As she required absolute quiet, as she was ordered to speak little so as to avoid fatigue, I exercised my ingenuity in keeping from her bedside even the members of her family. The alcove remained therefore isolated from the rest of the house. For hours and hours we—Juliana and I—were alone. And, crushed as she was by her illness, attentive as I was in my pious duty, we were at times able to forget our misfortune, to lose the sense of reality, to retain no other consciousness but that of our immense love. At times it seemed to me that beyond the curtains nothing existed any longer, so great was the concentration of my entire being on the invalid. Nothing occurred to recall the frightful thing to me. I saw before me a suffering sister, and my sole care was to relieve her pain.

Too often these veils of forgetfulness were brutally rent asunder. My mother spoke of Raymond. The curtains opened to give passage to the intruder.

My mother carried him in her arms. I was present, and I felt that I must have become pale, as all my blood flowed back to my heart. And Juliana, what sensation did she feel?

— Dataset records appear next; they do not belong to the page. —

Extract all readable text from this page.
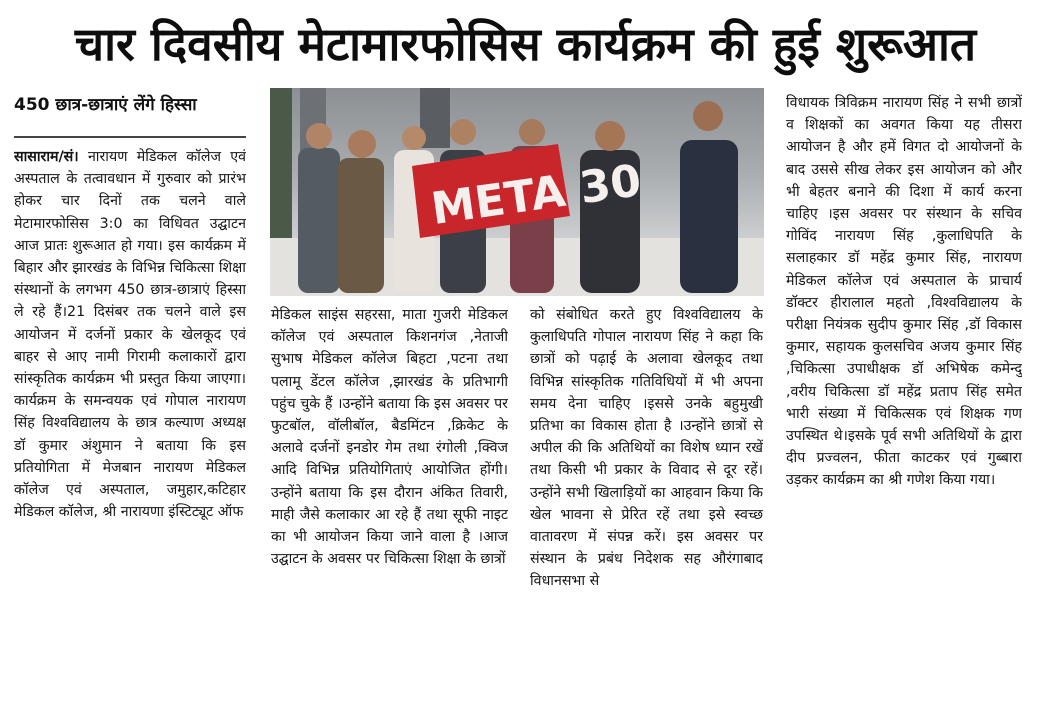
चार दिवसीय मेटामारफोसिस कार्यक्रम की हुई शुरूआत
450 छात्र-छात्राएं लेंगे हिस्सा
सासाराम/सं। नारायण मेडिकल कॉलेज एवं अस्पताल के तत्वावधान में गुरुवार को प्रारंभ होकर चार दिनों तक चलने वाले मेटामारफोसिस 3:0 का विधिवत उद्घाटन आज प्रातः शुरूआत हो गया। इस कार्यक्रम में बिहार और झारखंड के विभिन्न चिकित्सा शिक्षा संस्थानों के लगभग 450 छात्र-छात्राएं हिस्सा ले रहे हैं।21 दिसंबर तक चलने वाले इस आयोजन में दर्जनों प्रकार के खेलकूद एवं बाहर से आए नामी गिरामी कलाकारों द्वारा सांस्कृतिक कार्यक्रम भी प्रस्तुत किया जाएगा।कार्यक्रम के समन्वयक एवं गोपाल नारायण सिंह विश्वविद्यालय के छात्र कल्याण अध्यक्ष डॉ कुमार अंशुमान ने बताया कि इस प्रतियोगिता में मेजबान नारायण मेडिकल कॉलेज एवं अस्पताल, जमुहार,कटिहार मेडिकल कॉलेज, श्री नारायणा इंस्टिट्यूट ऑफ
META 30
मेडिकल साइंस सहरसा, माता गुजरी मेडिकल कॉलेज एवं अस्पताल किशनगंज ,नेताजी सुभाष मेडिकल कॉलेज बिहटा ,पटना तथा पलामू डेंटल कॉलेज ,झारखंड के प्रतिभागी पहुंच चुके हैं ।उन्होंने बताया कि इस अवसर पर फुटबॉल, वॉलीबॉल, बैडमिंटन ,क्रिकेट के अलावे दर्जनों इनडोर गेम तथा रंगोली ,क्विज आदि विभिन्न प्रतियोगिताएं आयोजित होंगी। उन्होंने बताया कि इस दौरान अंकित तिवारी, माही जैसे कलाकार आ रहे हैं तथा सूफी नाइट का भी आयोजन किया जाने वाला है ।आज उद्घाटन के अवसर पर चिकित्सा शिक्षा के छात्रों
को संबोधित करते हुए विश्वविद्यालय के कुलाधिपति गोपाल नारायण सिंह ने कहा कि छात्रों को पढ़ाई के अलावा खेलकूद तथा विभिन्न सांस्कृतिक गतिविधियों में भी अपना समय देना चाहिए ।इससे उनके बहुमुखी प्रतिभा का विकास होता है ।उन्होंने छात्रों से अपील की कि अतिथियों का विशेष ध्यान रखें तथा किसी भी प्रकार के विवाद से दूर रहें। उन्होंने सभी खिलाड़ियों का आहवान किया कि खेल भावना से प्रेरित रहें तथा इसे स्वच्छ वातावरण में संपन्न करें। इस अवसर पर संस्थान के प्रबंध निदेशक सह औरंगाबाद विधानसभा से
विधायक त्रिविक्रम नारायण सिंह ने सभी छात्रों व शिक्षकों का अवगत किया यह तीसरा आयोजन है और हमें विगत दो आयोजनों के बाद उससे सीख लेकर इस आयोजन को और भी बेहतर बनाने की दिशा में कार्य करना चाहिए ।इस अवसर पर संस्थान के सचिव गोविंद नारायण सिंह ,कुलाधिपति के सलाहकार डॉ महेंद्र कुमार सिंह, नारायण मेडिकल कॉलेज एवं अस्पताल के प्राचार्य डॉक्टर हीरालाल महतो ,विश्वविद्यालय के परीक्षा नियंत्रक सुदीप कुमार सिंह ,डॉ विकास कुमार, सहायक कुलसचिव अजय कुमार सिंह ,चिकित्सा उपाधीक्षक डॉ अभिषेक कमेन्दु ,वरीय चिकित्सा डॉ महेंद्र प्रताप सिंह समेत भारी संख्या में चिकित्सक एवं शिक्षक गण उपस्थित थे।इसके पूर्व सभी अतिथियों के द्वारा दीप प्रज्वलन, फीता काटकर एवं गुब्बारा उड़कर कार्यक्रम का श्री गणेश किया गया।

I looked at that reddish face, the size of a man's fist, half hidden by the bonnet trimmings, and with a fierce aversion that annihilated every other emotion in my soul, I thought: "What shall I do to deliver myself of you? Why were you not born dead?" My hate was boundless. It was instinctive, blind, invincible—I might say, carnal; for it seemed to me that it had its seat in my flesh, that it surged through all my fibres, through all my nerves, through all my veins. Nothing could conquer it, nothing could destroy it. It sufficed that the intruder were present, at no matter what hour, no matter under what circumstances, for there to be immediately induced in me a sort of annihilating rage, for me to fall beneath the empire of a single and unique passion: my hate against him.